Roses should bloom in the borders
of my home, and rocky cisterns
should hold secret tears of flowers
afraid to see the summer end.
Lovers who part, I pray, return,
inspired by secret melody,
never forgetting their garden
dreams, sleepless nights, and memory. . . .
Francois Villon, I can't go on.
Moths have eaten the angel's wings.
The sun has died and a new moon
lifts behind the silent black fog
like a blind man's startled fingers
reading the blankness of empty
rooms.
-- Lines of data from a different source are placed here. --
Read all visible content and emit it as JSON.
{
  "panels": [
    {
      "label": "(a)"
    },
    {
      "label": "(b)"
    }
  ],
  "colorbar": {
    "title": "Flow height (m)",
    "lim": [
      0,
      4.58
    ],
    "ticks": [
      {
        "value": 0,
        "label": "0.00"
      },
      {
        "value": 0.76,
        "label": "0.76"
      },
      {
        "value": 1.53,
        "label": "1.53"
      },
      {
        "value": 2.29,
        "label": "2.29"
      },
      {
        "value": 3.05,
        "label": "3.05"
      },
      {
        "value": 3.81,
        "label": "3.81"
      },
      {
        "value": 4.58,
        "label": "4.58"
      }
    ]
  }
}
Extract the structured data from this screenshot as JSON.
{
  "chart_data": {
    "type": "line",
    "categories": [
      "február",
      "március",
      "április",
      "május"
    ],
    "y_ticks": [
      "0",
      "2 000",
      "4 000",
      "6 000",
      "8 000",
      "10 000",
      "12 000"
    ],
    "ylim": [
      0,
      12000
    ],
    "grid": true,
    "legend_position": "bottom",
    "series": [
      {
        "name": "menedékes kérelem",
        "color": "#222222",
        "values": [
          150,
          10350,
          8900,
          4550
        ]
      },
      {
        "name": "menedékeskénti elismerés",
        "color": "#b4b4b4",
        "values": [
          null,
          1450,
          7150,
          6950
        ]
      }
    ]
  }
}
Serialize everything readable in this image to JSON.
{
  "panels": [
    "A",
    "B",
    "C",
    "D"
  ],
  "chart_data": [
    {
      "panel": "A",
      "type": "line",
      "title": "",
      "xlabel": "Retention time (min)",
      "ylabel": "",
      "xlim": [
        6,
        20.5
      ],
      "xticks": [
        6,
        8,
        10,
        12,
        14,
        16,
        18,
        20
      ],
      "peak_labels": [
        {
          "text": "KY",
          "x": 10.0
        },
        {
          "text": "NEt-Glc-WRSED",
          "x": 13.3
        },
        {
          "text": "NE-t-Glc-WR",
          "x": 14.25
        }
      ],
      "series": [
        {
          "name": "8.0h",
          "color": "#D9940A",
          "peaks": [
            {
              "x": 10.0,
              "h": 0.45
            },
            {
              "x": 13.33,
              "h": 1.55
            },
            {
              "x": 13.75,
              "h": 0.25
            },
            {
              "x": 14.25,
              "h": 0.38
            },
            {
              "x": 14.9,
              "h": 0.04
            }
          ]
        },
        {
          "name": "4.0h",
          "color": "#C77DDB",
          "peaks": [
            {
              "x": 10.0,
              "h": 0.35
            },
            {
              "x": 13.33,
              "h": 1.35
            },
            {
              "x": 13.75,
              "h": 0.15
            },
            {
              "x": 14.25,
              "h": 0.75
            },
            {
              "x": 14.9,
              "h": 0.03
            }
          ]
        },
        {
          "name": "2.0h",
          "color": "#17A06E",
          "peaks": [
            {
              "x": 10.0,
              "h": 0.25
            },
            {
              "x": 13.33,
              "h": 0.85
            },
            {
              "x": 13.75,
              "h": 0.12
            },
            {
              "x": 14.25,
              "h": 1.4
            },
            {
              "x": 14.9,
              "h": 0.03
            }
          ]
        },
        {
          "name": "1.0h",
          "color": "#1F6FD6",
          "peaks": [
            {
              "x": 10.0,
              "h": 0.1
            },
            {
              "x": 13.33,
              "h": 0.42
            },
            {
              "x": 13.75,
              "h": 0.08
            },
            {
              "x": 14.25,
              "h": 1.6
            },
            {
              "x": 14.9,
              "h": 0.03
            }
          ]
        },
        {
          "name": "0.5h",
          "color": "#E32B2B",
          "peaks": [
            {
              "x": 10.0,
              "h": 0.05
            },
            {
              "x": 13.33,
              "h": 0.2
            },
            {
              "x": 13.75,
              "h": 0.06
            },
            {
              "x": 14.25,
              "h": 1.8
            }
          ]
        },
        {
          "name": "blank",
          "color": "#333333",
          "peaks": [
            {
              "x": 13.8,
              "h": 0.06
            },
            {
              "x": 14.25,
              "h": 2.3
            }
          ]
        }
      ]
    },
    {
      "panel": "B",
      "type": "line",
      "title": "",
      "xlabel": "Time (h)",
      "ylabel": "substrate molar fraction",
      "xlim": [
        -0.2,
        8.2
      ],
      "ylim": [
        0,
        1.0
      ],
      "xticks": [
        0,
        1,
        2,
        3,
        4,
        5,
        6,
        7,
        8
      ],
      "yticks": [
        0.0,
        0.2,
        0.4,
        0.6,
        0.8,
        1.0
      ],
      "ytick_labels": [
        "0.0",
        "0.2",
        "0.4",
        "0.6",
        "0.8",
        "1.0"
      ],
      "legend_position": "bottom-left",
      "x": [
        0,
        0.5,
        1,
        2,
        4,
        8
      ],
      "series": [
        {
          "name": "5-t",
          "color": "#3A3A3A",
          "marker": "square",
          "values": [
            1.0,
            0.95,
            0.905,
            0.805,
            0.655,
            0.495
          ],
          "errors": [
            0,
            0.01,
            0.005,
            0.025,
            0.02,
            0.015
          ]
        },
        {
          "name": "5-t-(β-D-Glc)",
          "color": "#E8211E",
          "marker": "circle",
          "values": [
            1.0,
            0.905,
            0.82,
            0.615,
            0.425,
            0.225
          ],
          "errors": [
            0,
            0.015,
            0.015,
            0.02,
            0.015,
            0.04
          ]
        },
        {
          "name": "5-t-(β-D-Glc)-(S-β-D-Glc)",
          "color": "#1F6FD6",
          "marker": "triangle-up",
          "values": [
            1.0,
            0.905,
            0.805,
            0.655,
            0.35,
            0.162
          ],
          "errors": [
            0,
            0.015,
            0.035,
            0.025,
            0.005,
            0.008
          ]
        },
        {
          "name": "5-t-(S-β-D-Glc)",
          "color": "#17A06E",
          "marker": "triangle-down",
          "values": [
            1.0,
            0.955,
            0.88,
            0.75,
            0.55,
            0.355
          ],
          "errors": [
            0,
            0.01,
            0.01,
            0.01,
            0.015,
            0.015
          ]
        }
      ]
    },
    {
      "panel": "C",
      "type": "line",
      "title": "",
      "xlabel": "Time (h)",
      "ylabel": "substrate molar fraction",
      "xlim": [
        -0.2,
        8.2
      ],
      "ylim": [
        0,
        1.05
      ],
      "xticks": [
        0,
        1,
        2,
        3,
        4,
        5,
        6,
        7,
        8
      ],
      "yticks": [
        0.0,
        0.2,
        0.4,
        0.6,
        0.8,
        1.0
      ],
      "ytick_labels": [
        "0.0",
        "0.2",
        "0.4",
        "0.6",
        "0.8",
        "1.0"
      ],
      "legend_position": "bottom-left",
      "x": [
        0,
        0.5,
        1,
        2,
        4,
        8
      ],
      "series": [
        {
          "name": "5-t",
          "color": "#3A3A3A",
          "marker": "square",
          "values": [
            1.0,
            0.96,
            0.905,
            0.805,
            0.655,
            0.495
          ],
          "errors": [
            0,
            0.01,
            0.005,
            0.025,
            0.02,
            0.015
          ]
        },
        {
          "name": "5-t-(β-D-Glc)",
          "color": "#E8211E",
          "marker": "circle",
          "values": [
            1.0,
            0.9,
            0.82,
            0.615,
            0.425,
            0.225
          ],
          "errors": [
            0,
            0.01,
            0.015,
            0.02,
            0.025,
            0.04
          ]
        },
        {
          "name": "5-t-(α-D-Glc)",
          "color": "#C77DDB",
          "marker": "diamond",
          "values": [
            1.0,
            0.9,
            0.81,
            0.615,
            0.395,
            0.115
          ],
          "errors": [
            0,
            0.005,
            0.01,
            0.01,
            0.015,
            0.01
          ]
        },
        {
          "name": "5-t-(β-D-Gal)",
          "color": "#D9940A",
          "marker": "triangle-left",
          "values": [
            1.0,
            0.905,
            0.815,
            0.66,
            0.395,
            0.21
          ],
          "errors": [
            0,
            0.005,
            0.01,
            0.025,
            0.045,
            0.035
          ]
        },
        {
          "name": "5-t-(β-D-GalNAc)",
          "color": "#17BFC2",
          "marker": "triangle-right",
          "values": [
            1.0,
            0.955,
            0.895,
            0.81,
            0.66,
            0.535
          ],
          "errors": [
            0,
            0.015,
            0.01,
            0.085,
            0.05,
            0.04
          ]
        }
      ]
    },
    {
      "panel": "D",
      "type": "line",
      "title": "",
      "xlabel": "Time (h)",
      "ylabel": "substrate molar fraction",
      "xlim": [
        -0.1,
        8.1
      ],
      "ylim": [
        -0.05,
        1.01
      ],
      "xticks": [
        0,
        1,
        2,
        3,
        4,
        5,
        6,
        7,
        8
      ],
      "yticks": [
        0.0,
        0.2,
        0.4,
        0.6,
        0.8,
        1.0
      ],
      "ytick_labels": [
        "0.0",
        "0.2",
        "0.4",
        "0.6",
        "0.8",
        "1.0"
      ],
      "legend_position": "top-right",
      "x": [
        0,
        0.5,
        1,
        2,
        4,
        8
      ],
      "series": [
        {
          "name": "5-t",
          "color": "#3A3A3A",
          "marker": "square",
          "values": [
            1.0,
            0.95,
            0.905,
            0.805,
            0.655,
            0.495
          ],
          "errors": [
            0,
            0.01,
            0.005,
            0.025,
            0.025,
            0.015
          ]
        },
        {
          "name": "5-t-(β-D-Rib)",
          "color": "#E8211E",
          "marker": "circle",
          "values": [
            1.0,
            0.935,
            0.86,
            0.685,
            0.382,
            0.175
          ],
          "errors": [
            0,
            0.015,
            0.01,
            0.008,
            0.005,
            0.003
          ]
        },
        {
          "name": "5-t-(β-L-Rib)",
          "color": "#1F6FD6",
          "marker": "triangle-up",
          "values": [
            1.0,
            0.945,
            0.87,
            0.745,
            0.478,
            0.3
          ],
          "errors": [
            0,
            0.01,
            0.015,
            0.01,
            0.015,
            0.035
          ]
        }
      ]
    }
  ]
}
I cry in shadows of vague
dreams, sleepless nights, and memory.
She dressed like a Chinese dancer,
a revolution of thin hips
fluttering purple hummingbirds
at her thighs; then, Villon, she stepped
into meadows where flowers weep.
One moment I thought we were freed
from old concerns and my locked up
dreams, sleepless nights, and memory,
but we couldn't seduce the guards.
We were hiding in suburban
cellars, dining on insects, starved
prisoners losing time on cold stone
floors in cages of love. Visions
descended then to our lips, seized
tongues, pressed moist kisses in
dreams, sleepless nights, and memory. . . .
But can I remember always
hands never held, a hungry mouth
that never wet the hip's tense shape,
the pearls of her breasts never soft
from tides washing in on the shore?
Memories are dreams of need,
wakened desires. I want no more
dreams, sleepless nights, and memory!
Villon, savior, can't you hear? I
no longer have this wish to be
a saint of love, free me from my
dreams, sleepless nights, and memory!